If Gold starts doing well while other financial products like stocks, corporate bonds and even government bonds do poorly, look out! Paper Gold is ripe for attack and "forced redemption" to be paid out in paper dollars at a discount to the "street value" of physical Gold, not a premium. Those who think they are insured may instead end up losing more than 7% on a day when Gold is flat or up - they may lose the most important part of their investment. That part is the insurance physical Gold provides against broken paper promises.

You can't eat Gold and I don't think you can have sex with it (I've never tried...), but you can hoard it as a means to preserve wealth and purchasing power. I'm not talking end-of-the-world scenarios here - not even close. I'm talking about more and more promises being broken as this credit contraction and economic depression grinds on (we're in the 1st inning here, folks!). Make sure you secure at least a little physical Gold once the price drops again if you haven't already (buy on weakness, not strength).

I love to speculate in paper, but one must be cognizant of where we are in the long-term cycle - a Kondratieff Winter is no laughing matter.

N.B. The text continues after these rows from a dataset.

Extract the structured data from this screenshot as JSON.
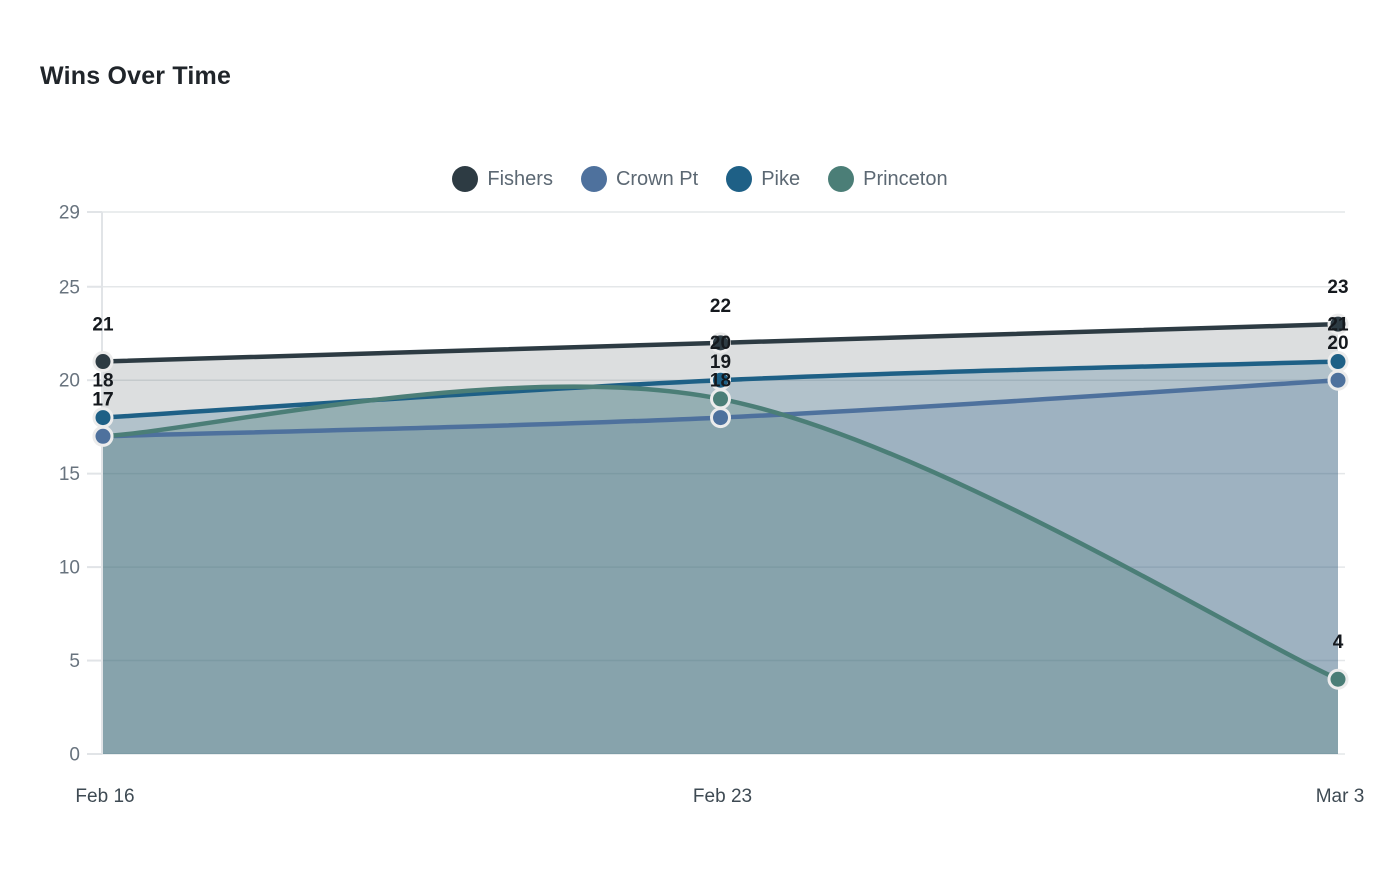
{
  "title": "Wins Over Time",
  "palette": {
    "background": "#ffffff",
    "grid_line": "#e4e7e9",
    "axis_line": "#e1e4e7",
    "y_tick_text": "#68737e",
    "x_tick_text": "#3e4a53",
    "value_label_text": "#15191e",
    "legend_text": "#5c6873",
    "title_text": "#20252a",
    "point_ring": "#ececec"
  },
  "chart_data": {
    "type": "area",
    "title": "Wins Over Time",
    "xlabel": "",
    "ylabel": "",
    "x_labels": [
      "Feb 16",
      "Feb 23",
      "Mar 3"
    ],
    "y_ticks": [
      0,
      5,
      10,
      15,
      20,
      25,
      29
    ],
    "ylim": [
      0,
      29
    ],
    "grid": true,
    "legend_position": "top-center",
    "curve": "smooth",
    "point_labels_shown": true,
    "series": [
      {
        "name": "Fishers",
        "color": "#2d3b43",
        "fill_opacity": 0.17,
        "values": [
          21,
          22,
          23
        ]
      },
      {
        "name": "Crown Pt",
        "color": "#4e719d",
        "fill_opacity": 0.18,
        "values": [
          17,
          18,
          20
        ]
      },
      {
        "name": "Pike",
        "color": "#1e6086",
        "fill_opacity": 0.22,
        "values": [
          18,
          20,
          21
        ]
      },
      {
        "name": "Princeton",
        "color": "#4b7e77",
        "fill_opacity": 0.28,
        "values": [
          17,
          19,
          4
        ]
      }
    ]
  }
}
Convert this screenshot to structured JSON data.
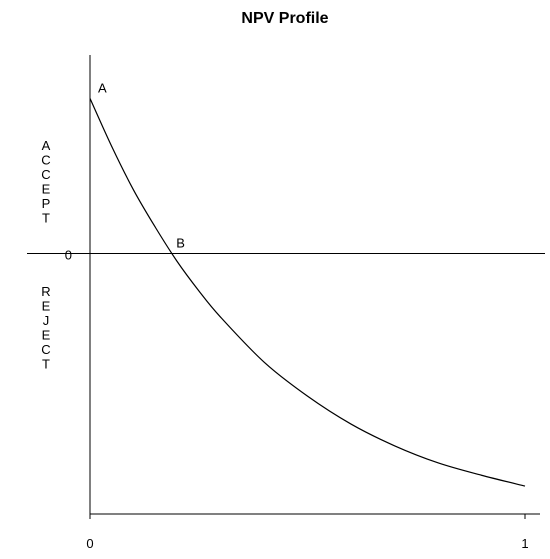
{
  "chart_data": {
    "type": "line",
    "title": "NPV Profile",
    "x": [
      0,
      0.05,
      0.1,
      0.15,
      0.2,
      0.25,
      0.3,
      0.4,
      0.5,
      0.6,
      0.7,
      0.8,
      0.9,
      1.0
    ],
    "series": [
      {
        "color": "#000000",
        "values": [
          1.0,
          0.69,
          0.41,
          0.17,
          -0.05,
          -0.24,
          -0.41,
          -0.7,
          -0.92,
          -1.1,
          -1.24,
          -1.35,
          -1.43,
          -1.5
        ]
      }
    ],
    "xlim": [
      0,
      1
    ],
    "xticks": [
      0,
      1
    ],
    "ylim": [
      -1.68,
      1.28
    ],
    "yticks": [
      0
    ],
    "ylabel_top": "ACCEPT",
    "ylabel_bottom": "REJECT",
    "annotations": [
      {
        "text": "A",
        "x": 0,
        "y": 1.0
      },
      {
        "text": "B",
        "x": 0.18,
        "y": 0
      }
    ]
  }
}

As the Dow to Gold ratio continues to creep towards parity, more and more paper promises will be broken. Those who hold paper Gold don't hold Gold, they hold paper. And paper Gold is suspect right now, especially when one looks at the actual firms backing paper Gold products like the GLD ETF. Don't make the right bet and find that you are unable to collect on your winnings.

Actual physical Gold confiscation threats are unnecessary, as Wall Street and its siren song have convinced people to trust them with their paper products instead. With stocks, there is little choice - almost all the action is in the casino and even those who have secured physical stock certificates are still holding only a paper claim. But with physical Gold, you're able to keep at least a few toes outside the casino in case it catches on fire.